Over 65 posters were presented at the virtual EMBL Conference ‘Cancer genomics’, covering cancer genome projects, cancer functional genomics, systems biology, cancer immunogenomics and epigenomics, cancer mouse models and the translation and clinical impact of obtained scientific results. We are pleased to be able to share with you the research from the winner of the best poster prize, a €200 voucher sponsored by Molecular Oncology.

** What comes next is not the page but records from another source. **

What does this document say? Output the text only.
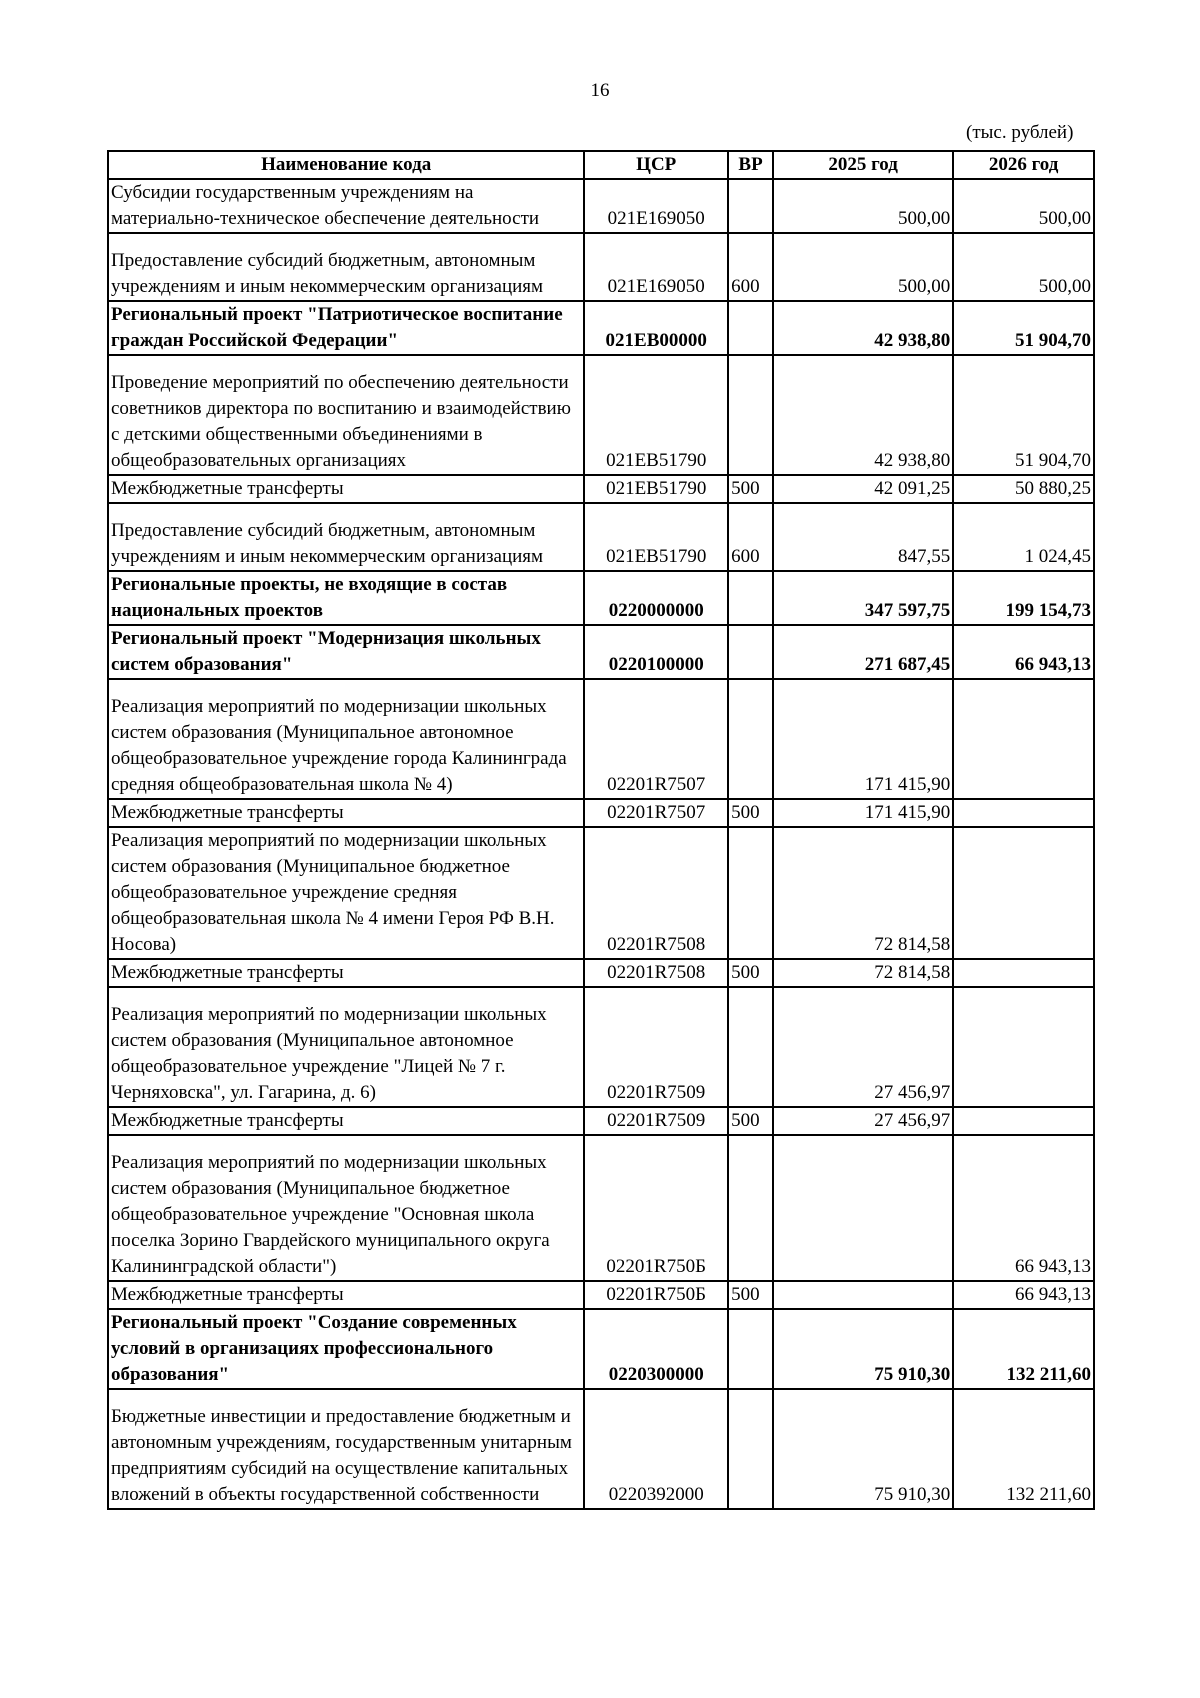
16
(тыс. рублей)
Наименование кода	ЦСР	ВР	2025 год	2026 год
Субсидии государственным учреждениям на материально-техническое обеспечение деятельности	021Е169050		500,00	500,00
Предоставление субсидий бюджетным, автономным учреждениям и иным некоммерческим организациям	021Е169050	600	500,00	500,00
Региональный проект "Патриотическое воспитание граждан Российской Федерации"	021ЕВ00000		42 938,80	51 904,70
Проведение мероприятий по обеспечению деятельности советников директора по воспитанию и взаимодействию с детскими общественными объединениями в общеобразовательных организациях	021ЕВ51790		42 938,80	51 904,70
Межбюджетные трансферты	021ЕВ51790	500	42 091,25	50 880,25
Предоставление субсидий бюджетным, автономным учреждениям и иным некоммерческим организациям	021ЕВ51790	600	847,55	1 024,45
Региональные проекты, не входящие в состав национальных проектов	0220000000		347 597,75	199 154,73
Региональный проект "Модернизация школьных систем образования"	0220100000		271 687,45	66 943,13
Реализация мероприятий по модернизации школьных систем образования (Муниципальное автономное общеобразовательное учреждение города Калининграда средняя общеобразовательная школа № 4)	02201R7507		171 415,90	
Межбюджетные трансферты	02201R7507	500	171 415,90	
Реализация мероприятий по модернизации школьных систем образования (Муниципальное бюджетное общеобразовательное учреждение средняя общеобразовательная школа № 4 имени Героя РФ В.Н. Носова)	02201R7508		72 814,58	
Межбюджетные трансферты	02201R7508	500	72 814,58	
Реализация мероприятий по модернизации школьных систем образования (Муниципальное автономное общеобразовательное учреждение "Лицей № 7 г. Черняховска", ул. Гагарина, д. 6)	02201R7509		27 456,97	
Межбюджетные трансферты	02201R7509	500	27 456,97	
Реализация мероприятий по модернизации школьных систем образования (Муниципальное бюджетное общеобразовательное учреждение "Основная школа поселка Зорино Гвардейского муниципального округа Калининградской области")	02201R750Б			66 943,13
Межбюджетные трансферты	02201R750Б	500		66 943,13
Региональный проект "Создание современных условий в организациях профессионального образования"	0220300000		75 910,30	132 211,60
Бюджетные инвестиции и предоставление бюджетным и автономным учреждениям, государственным унитарным предприятиям субсидий на осуществление капитальных вложений в объекты государственной собственности	0220392000		75 910,30	132 211,60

Characterization of mutational hotspots across cancer genomes
Presenter: Claudia Arnedo-Pac
Thanks to the advent of whole genome sequencing into cancer research, the landscape to explore cancer drivers and the mutational processes generating somatic mutations has expanded. As a consequence, it has become clear that these analyses are tightly linked. A paradigmatic case of this is found in the interpretation of the recurrency of somatic mutations in the same nucleotide (hotspot), which can either be a signal of positive selection or a localized mutational process that does not provide selective advantage to the cells. To the best of our knowledge, a comprehensive characterization of mutational hotspots focusing on both coding and non-coding genomic regions is missing. In the present work, we aim to characterize the distribution of hotspots of somatic mutations to study the mutational processes that play a role in their formation and improve the prioritization of non-coding driver hotspots. With this objective, we have developed a new method, HotspotFinder, to identify, filter, and annotate hotspots of somatic single nucleotide variants (SNVs), multiple nucleotide variants (MNVs) and short indels across the genome. We have run HotspotFinder over 7,553 whole genomes from 81 publicly available cancer cohorts comprising 37 different cancer types. We have identified more than 700,000 hotspots pan-cancer. Across cancer types, we observe large variability in the number and mutation type of hotspots: cutaneous melanomas show the highest hotspot rate with the majority of hotspots arising from SNVs. On the contrary, most hotspots in colorectal cancers, non-small cell lung cancers, and breast cancers arise from insertions and deletions. These differences point to the diversity of mutational processes acting on cancer genomes. Ongoing analyses are focused on characterizing the contribution of different mutational signatures and genome covariates to the formation of hotspots across cancers. Finally, we are working towards prioritizing new candidate driver hotspots in non-coding regions.